二十岁出道江湖,四年光景已是正道年轻一辈中的翘楚,行侠仗义,施恩不图报。只是不知为何,在他二十四岁风头无两的时候没了音信。江湖传言,他生性淡泊,看透名利,做隐侠去了。
此刻,深夜无月,齐嘉义沿着江边疾驰。他得到消息,一伙常年为恶水域的匪人今晚要在附近动手,此去正为除贼。
可是他到的晚了,江中那艘富丽堂皇的楼船已成了人间炼狱。远远地,只听见楼船里不断传来凄厉惨叫,更有些人惊恐下竟从船上跳入水中逃生,而江面宽阔,跳入水中也是死路一条。
齐嘉义一提气,纵身跃起,在水面上略停了三次便已落到船上,船中情形落入眼中,他更是怒火狂燃,十几个水贼正在屠船,老弱妇孺也不曾放过,遍地都是血迹和尸体。
狂喝一声,他揉身扑上,秋水剑密雨般舞起……
片刻工夫,除了跃水而逃的两、三盗匪,其余全皆毙命于秋水剑下。可他没半点开心,如果他早来半个时辰,惨剧就不会发生!
他咬着牙,默默在船上搜寻是否还有生还者,终于在最下面的底舱听到些许声息,一掌将虚掩的舱门推开……
舱内很黑,地上躺着两具尸身,似乎下面还被压着一具,该是三具。不对,下面那具小的在动!
齐嘉义忙从怀内掏出火熠子,将门口的灯点亮。舱内情形让他一呆。
底舱住的应该是下人,地上两具尸体虽然衣衫不整却仍看得出是仆从打扮,被压着的是个瘦小的孩子,头发蓬乱,面部向下,身上只有破破烂烂一件褂子,下身光裸着,依稀看到臀股间红白相间的污物。再看两个仆从胯下凶物都沾着血污,也便明白发生何事。

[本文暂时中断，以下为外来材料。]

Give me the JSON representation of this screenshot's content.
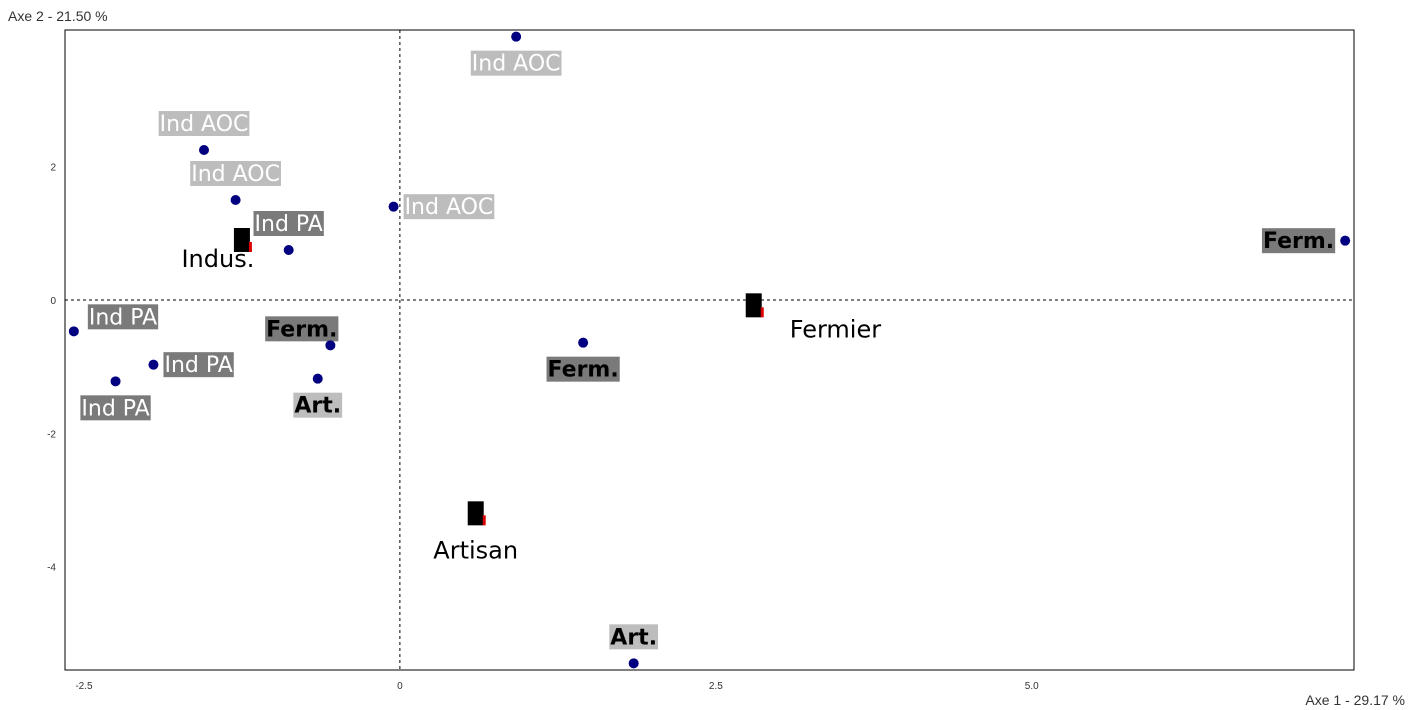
{
  "chart_data": {
    "type": "scatter",
    "xlabel": "Axe 1  -  29.17 %",
    "ylabel": "Axe 2  -  21.50 %",
    "xlim": [
      -2.65,
      7.55
    ],
    "ylim": [
      -5.55,
      4.05
    ],
    "x_ticks": [
      -2.5,
      0,
      2.5,
      5.0
    ],
    "x_tick_labels": [
      "-2.5",
      "0",
      "2.5",
      "5.0"
    ],
    "y_ticks": [
      2,
      0,
      -2,
      -4
    ],
    "y_tick_labels": [
      "2",
      "0",
      "-2",
      "-4"
    ],
    "grid": false,
    "points": [
      {
        "x": 0.92,
        "y": 3.95,
        "label": "Ind AOC",
        "style": "light",
        "anchor": "below"
      },
      {
        "x": -1.55,
        "y": 2.25,
        "label": "Ind AOC",
        "style": "light",
        "anchor": "above"
      },
      {
        "x": -1.3,
        "y": 1.5,
        "label": "Ind AOC",
        "style": "light",
        "anchor": "above"
      },
      {
        "x": -0.05,
        "y": 1.4,
        "label": "Ind AOC",
        "style": "light",
        "anchor": "right"
      },
      {
        "x": -0.88,
        "y": 0.75,
        "label": "Ind PA",
        "style": "dark",
        "anchor": "above"
      },
      {
        "x": -2.58,
        "y": -0.47,
        "label": "Ind PA",
        "style": "dark",
        "anchor": "above-right"
      },
      {
        "x": -2.25,
        "y": -1.22,
        "label": "Ind PA",
        "style": "dark",
        "anchor": "below"
      },
      {
        "x": -1.95,
        "y": -0.97,
        "label": "Ind PA",
        "style": "dark",
        "anchor": "right"
      },
      {
        "x": -0.55,
        "y": -0.68,
        "label": "Ferm.",
        "style": "dark-bold",
        "anchor": "above-left"
      },
      {
        "x": -0.65,
        "y": -1.18,
        "label": "Art.",
        "style": "light-bold",
        "anchor": "below"
      },
      {
        "x": 1.45,
        "y": -0.64,
        "label": "Ferm.",
        "style": "dark-bold",
        "anchor": "below"
      },
      {
        "x": 7.48,
        "y": 0.89,
        "label": "Ferm.",
        "style": "dark-bold",
        "anchor": "left"
      },
      {
        "x": 1.85,
        "y": -5.45,
        "label": "Art.",
        "style": "light-bold",
        "anchor": "above"
      }
    ],
    "categories": [
      {
        "x": -1.25,
        "y": 0.9,
        "label": "Indus."
      },
      {
        "x": 2.8,
        "y": -0.08,
        "label": "Fermier"
      },
      {
        "x": 0.6,
        "y": -3.2,
        "label": "Artisan"
      }
    ],
    "colors": {
      "point": "#000080",
      "dark_label_bg": "#7a7a7a",
      "light_label_bg": "#bdbdbd",
      "light_label_text": "#ffffff",
      "bold_label_text": "#000000",
      "category_marker": "#000000",
      "category_accent": "#dd0000"
    }
  }
}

此时,小孩正慢慢挣动,一双眸子从掩翼的蓬发中露出,眼神惊惶闪烁,手偷偷移向身后,大概是想用身上的破布遮掩下身。
齐嘉义双眉微皱,却也不出声,将剑取下,脱了自己袍子,然后从尸体下将寒颤畏缩的孩子裹了抱起,眼光扫及,见小孩双腿间两丸微颤,竟是个男童。心里暗叹,看来船主也非是什么好人,竟然纵容仆人作此恶行,枉死也算报应。不过这男童确也侥幸,匪盗匆忙间两刀砍杀了仆人,竟将他漏去。
孩子在他臂间不敢稍动,即使四肢尽都怕得发僵,显见是经常被苛待的。
齐嘉义抱他上楼,再仔细看,死去的人中果然有歌舞妓和一些打扮花俏的小倌。他问那孩子:「你是和这些人一起的吗?」
小孩失神地看着地上的尸体,闻言略略点头。
他本想再问,又觉得没甚必要,便又沉默不语。
他抬首看看这艘死气沉沉的船,心里不知何种滋味,叹口气,将那孩童夹在臂下重又掠回岸上,只不过此次在水上停了四次。可就这般,已将那小孩惊得两眼圆睁,像望着神袛一般地看向他的恩人。

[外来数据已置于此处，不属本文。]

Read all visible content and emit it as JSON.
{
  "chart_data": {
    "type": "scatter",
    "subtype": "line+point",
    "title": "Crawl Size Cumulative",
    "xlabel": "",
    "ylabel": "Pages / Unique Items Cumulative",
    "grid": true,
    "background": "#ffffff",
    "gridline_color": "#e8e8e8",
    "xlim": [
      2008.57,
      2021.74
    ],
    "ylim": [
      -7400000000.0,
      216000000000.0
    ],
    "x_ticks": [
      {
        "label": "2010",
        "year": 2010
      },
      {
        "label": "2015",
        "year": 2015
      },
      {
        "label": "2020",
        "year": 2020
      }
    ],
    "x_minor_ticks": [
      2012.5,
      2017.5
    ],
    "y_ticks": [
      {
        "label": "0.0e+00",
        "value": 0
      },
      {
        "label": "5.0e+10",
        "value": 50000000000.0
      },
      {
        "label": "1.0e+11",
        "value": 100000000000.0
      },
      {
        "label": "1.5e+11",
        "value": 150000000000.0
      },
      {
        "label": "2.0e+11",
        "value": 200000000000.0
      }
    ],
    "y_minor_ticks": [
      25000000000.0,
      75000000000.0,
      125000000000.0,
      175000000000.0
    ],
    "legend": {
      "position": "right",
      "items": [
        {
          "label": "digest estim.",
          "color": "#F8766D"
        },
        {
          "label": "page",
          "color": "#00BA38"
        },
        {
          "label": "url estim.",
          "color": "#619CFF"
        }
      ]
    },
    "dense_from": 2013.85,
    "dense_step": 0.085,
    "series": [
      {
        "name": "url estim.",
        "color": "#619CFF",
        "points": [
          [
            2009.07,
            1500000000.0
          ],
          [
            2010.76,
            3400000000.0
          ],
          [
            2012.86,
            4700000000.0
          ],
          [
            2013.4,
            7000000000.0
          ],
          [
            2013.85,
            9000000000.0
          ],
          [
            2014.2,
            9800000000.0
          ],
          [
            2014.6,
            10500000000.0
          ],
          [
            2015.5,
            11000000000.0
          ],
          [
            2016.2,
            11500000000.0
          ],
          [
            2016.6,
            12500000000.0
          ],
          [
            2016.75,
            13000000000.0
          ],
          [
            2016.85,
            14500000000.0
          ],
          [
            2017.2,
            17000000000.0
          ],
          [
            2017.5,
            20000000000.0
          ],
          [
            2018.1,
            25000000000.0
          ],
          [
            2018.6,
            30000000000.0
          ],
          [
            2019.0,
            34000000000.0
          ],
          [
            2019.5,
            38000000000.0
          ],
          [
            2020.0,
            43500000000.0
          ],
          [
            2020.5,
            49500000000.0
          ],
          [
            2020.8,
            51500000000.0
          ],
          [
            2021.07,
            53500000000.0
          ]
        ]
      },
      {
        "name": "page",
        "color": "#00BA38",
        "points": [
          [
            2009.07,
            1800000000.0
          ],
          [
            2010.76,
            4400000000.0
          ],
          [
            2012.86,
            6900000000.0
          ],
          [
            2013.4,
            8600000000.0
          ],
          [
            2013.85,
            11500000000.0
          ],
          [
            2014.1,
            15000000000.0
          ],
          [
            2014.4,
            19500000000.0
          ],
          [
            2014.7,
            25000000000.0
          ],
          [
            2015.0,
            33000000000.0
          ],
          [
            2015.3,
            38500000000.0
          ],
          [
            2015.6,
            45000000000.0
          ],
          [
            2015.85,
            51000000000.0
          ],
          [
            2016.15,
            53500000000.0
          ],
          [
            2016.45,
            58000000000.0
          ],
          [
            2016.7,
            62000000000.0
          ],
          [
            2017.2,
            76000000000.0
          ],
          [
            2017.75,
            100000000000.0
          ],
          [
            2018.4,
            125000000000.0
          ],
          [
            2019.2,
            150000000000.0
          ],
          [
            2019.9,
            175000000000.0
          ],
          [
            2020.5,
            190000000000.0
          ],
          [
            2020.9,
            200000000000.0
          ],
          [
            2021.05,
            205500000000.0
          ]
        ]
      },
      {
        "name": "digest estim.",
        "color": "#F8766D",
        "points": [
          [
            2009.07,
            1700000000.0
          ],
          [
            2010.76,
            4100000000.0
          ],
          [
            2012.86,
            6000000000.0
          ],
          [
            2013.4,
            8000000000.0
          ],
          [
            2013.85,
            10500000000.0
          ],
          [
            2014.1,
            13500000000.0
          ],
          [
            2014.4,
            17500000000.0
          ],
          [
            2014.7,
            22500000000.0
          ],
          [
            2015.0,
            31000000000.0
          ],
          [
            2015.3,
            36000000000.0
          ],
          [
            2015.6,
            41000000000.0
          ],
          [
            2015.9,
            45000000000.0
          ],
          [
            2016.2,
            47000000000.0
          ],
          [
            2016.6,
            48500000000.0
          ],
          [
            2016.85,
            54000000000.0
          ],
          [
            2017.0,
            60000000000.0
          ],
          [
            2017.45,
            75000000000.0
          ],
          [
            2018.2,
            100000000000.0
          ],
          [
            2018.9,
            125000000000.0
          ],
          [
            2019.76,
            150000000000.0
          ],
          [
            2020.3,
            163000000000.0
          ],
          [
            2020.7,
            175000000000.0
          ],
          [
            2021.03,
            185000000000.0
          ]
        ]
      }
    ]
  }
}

齐嘉义夹着孩子直奔出去几里地,才看到远处村落,此时天之既白,他急于追缉漏网的盗贼,在村中找了家模样良善的农户,给了些银两,让他们请人医治并照顾晕阙过去的孩子,便径自离开。
也是他走得匆忙考虑不周,男童的伤势在那隐蔽处所,又有血污精斑,旁人一看便知究竟。农户虽朴实,对这不干不净的妓倌却打心眼瞧不起。
男童醒来的时候,正躺在农户家的床铺上。感觉下身凉凉的,该是受到妥善医治,他慢慢想起前事,记起是那个大英雄救了自己。
想到恩人,他心里便暖暖的,恩人浓眉深目,是英俊非常的青年,最重要的是,他看到自己狼狈的模样没有流露半分嫌恶,还很温柔地对待他,这是过去从来没有的。
农户毕竟是本分人家,看在银钱份上总还照顾周到,见他醒了,当家的农妇便进来问:「小兄弟,你叫什么啊?送你来的是你什么人?」
男童起先看到农妇有些惊吓,躲在被子里微微发抖,见她没甚恶意,才轻轻回答:「我叫小柳,那人是我恩人。」
「小柳啊,」农妇脸上流露些不自在,听这名字就像妓馆里小相姑的,声音也柔柔弱弱没半点男孩儿的样子,「那你姓什么?多大了?哪里人?你那恩人是谁你晓得么?」
小柳也不觉得农妇问得多,老老实实地答道:「我没姓,就叫小柳,今年十五了,是……本地人,我不认识恩人。」
农妇吃了一惊,看不出这么瘦弱竟然十五岁了:「那你恩人在啥地方救你?」
小柳却抿了嘴再不吭声。农妇见问不出来,便怏怏地离去。
小柳默默地躺在床上,即算再感激农妇照顾,也绝不愿说出过往。因为他不要回去,死都不要回去了。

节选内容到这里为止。